Parmi les nouveaux venus : Aaron Cook, qui marque son entrée au Parlement, devient ministre du commerce, de l’industrie et des loisirs.
La seule femme députée, Charmaine Scotty, elle aussi élue pour la première fois, hérite des importants portefeuilles de l’intérieur, de l’éducation, de la jeunesse et de la gestion foncière.
Chez les vétérans, David Adeang, déjà membre de plusieurs gouvernements précédents, prend en charge les finances, le développement durable et la justice.
Le nouveau ministre de la santé, des transports et des pêcheries est M. Valdon Dowiyogo.
En charge des télécommunications, de l’équipement et du sensible dossier des royalties de la quasi-défunte activité d’exploitation du phosphate : Shadlog Bernicke.
M. Waqa a choisi de prendre directement sous sa responsabilité les affaires étrangères et le commerce extérieur, la police, la fonction publique, les changements climatiques et les services d’urgence.

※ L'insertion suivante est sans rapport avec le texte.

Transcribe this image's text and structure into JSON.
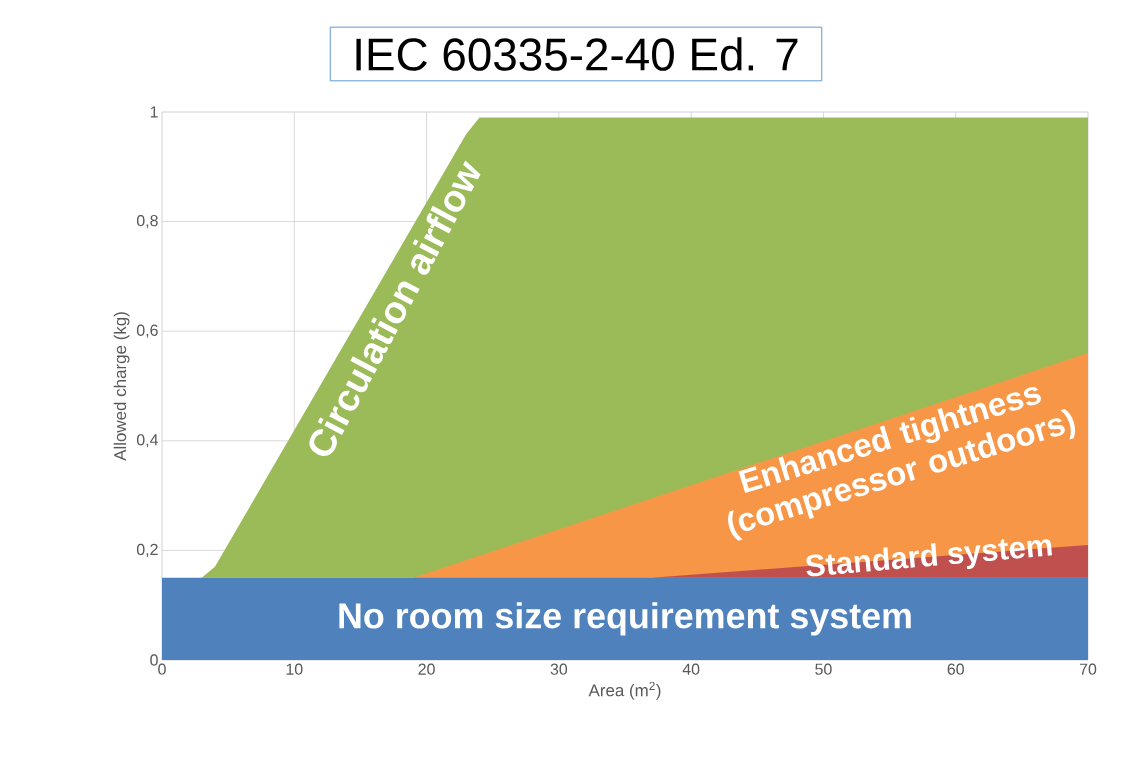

En annonçant la composition de son équipe, M. Waqa a une nouvelle fois insisté sur l’importance, désormais, d’assurer une stabilité politique dans ce pays qui a été marqué, ces dernières années, par une succession de renversements et d’alternance, au gré, le plus souvent, de changements d’alliance et de votes de motions de censure.
Ces derniers mois, un blocage des institutions au niveau parlementaire avait rendu cette institution inopérante, séparée en deux camps strictement égaux de neuf députés de chaque côté.
Juste avant les élections, le Président sortant Sprent Dabwido était parvenu, en vue de réduire les facteurs d’instabilité et de paralysie, à faire passer le nombre de circonscriptions et donc de siège à l’Assemblée de 18 à 19.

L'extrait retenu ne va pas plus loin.